An ActiveX control is similar to a Java applet. Unlike Java applets, however, ActiveX controls have full access to the Windows operating system. This gives them much more power than Java applets, but with this power comes a certain risk that the applet may damage software or data on your machine. To control this risk, Microsoft developed a registration system so that browsers can identify and authenticate an ActiveX control before downloading it. Another difference between Java applets and ActiveX controls is that Java applets can be written to run on all platforms, whereas ActiveX controls are currently limited to Windows environments.
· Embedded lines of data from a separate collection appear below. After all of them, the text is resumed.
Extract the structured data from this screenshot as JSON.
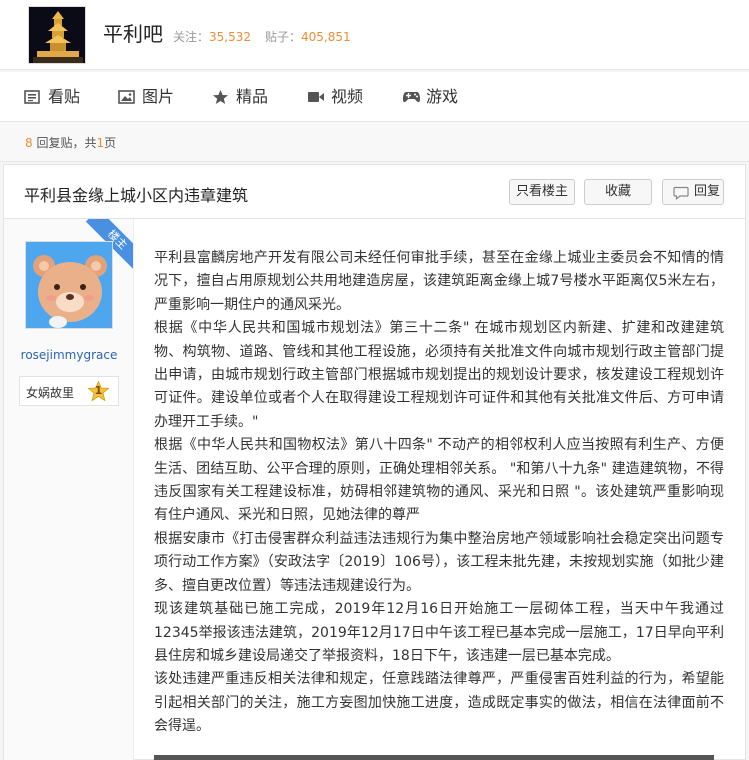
{
  "forum": {
    "name": "平利吧",
    "follow_label": "关注：",
    "follow_count": "35,532",
    "posts_label": "贴子：",
    "posts_count": "405,851"
  },
  "nav": [
    {
      "icon": "list-icon",
      "label": "看贴"
    },
    {
      "icon": "image-icon",
      "label": "图片"
    },
    {
      "icon": "star-icon",
      "label": "精品"
    },
    {
      "icon": "video-icon",
      "label": "视频"
    },
    {
      "icon": "gamepad-icon",
      "label": "游戏"
    }
  ],
  "pager": {
    "reply_count": "8",
    "reply_text": " 回复贴，共",
    "page_count": "1",
    "page_suffix": "页"
  },
  "thread": {
    "title": "平利县金缘上城小区内违章建筑",
    "only_op_label": "只看楼主",
    "favorite_label": "收藏",
    "reply_label": "回复"
  },
  "post": {
    "floor_tag": "楼主",
    "username": "rosejimmygrace",
    "badge_name": "女娲故里",
    "badge_level": "1",
    "paragraphs": [
      "平利县富麟房地产开发有限公司未经任何审批手续，甚至在金缘上城业主委员会不知情的情况下，擅自占用原规划公共用地建造房屋，该建筑距离金缘上城7号楼水平距离仅5米左右，严重影响一期住户的通风采光。",
      "根据《中华人民共和国城市规划法》第三十二条\" 在城市规划区内新建、扩建和改建建筑物、构筑物、道路、管线和其他工程设施，必须持有关批准文件向城市规划行政主管部门提出申请，由城市规划行政主管部门根据城市规划提出的规划设计要求，核发建设工程规划许可证件。建设单位或者个人在取得建设工程规划许可证件和其他有关批准文件后、方可申请办理开工手续。\"",
      "根据《中华人民共和国物权法》第八十四条\" 不动产的相邻权利人应当按照有利生产、方便生活、团结互助、公平合理的原则，正确处理相邻关系。 \"和第八十九条\" 建造建筑物，不得违反国家有关工程建设标准，妨碍相邻建筑物的通风、采光和日照 \"。该处建筑严重影响现有住户通风、采光和日照，见她法律的尊严",
      "根据安康市《打击侵害群众利益违法违规行为集中整治房地产领域影响社会稳定突出问题专项行动工作方案》（安政法字〔2019〕106号），该工程未批先建，未按规划实施（如批少建多、擅自更改位置）等违法违规建设行为。",
      "现该建筑基础已施工完成，2019年12月16日开始施工一层砌体工程，当天中午我通过12345举报该违法建筑，2019年12月17日中午该工程已基本完成一层施工，17日早向平利县住房和城乡建设局递交了举报资料，18日下午，该违建一层已基本完成。",
      "该处违建严重违反相关法律和规定，任意践踏法律尊严，严重侵害百姓利益的行为，希望能引起相关部门的关注，施工方妄图加快施工进度，造成既定事实的做法，相信在法律面前不会得逞。"
    ]
  },
  "colors": {
    "accent_orange": "#f08c35",
    "link_blue": "#2d64b3",
    "ribbon_blue": "#4a90e2"
  }
}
Related to ActiveX is a scripting language called VBScript that enables Web authors to embed interactive elements in HTML documents. Just as JavaScript is similar to Java, so VBScript is similar to Visual Basic. Currently, Microsoft’s Web browser, Internet Explorer, supports Java, JavaScript, and ActiveX, whereas Netscape’s Navigator browsers support only Java and JavaScript, though plug-ins can enable support of VBScript and ActiveX.

BROWSER

Short for Web browser, a software application used to locate and display Web pages. The two most popular browsers are Netscape Navigator and Microsoft Internet Explorer. Both of these are graphical browsers, which means that they can display graphics as well as text. In addition, most modern browsers can present multimedia information, including sound and video, though they require plug-ins for some formats.

APPLICATION

A program or group of programs designed for end users. Software can be divided into two general classes: systems software and applications software. Systems software consists of low-level programs that interact with the computer at a very basic level. This includes operating systems, compilers, and utilities for managing computer resources.

In contrast, applications software (also called end-user programs) includes database programs, word processors, and spreadsheets. Figuratively speaking, applications software sits on top of systems software because it is unable to run without the operating system and system utilities.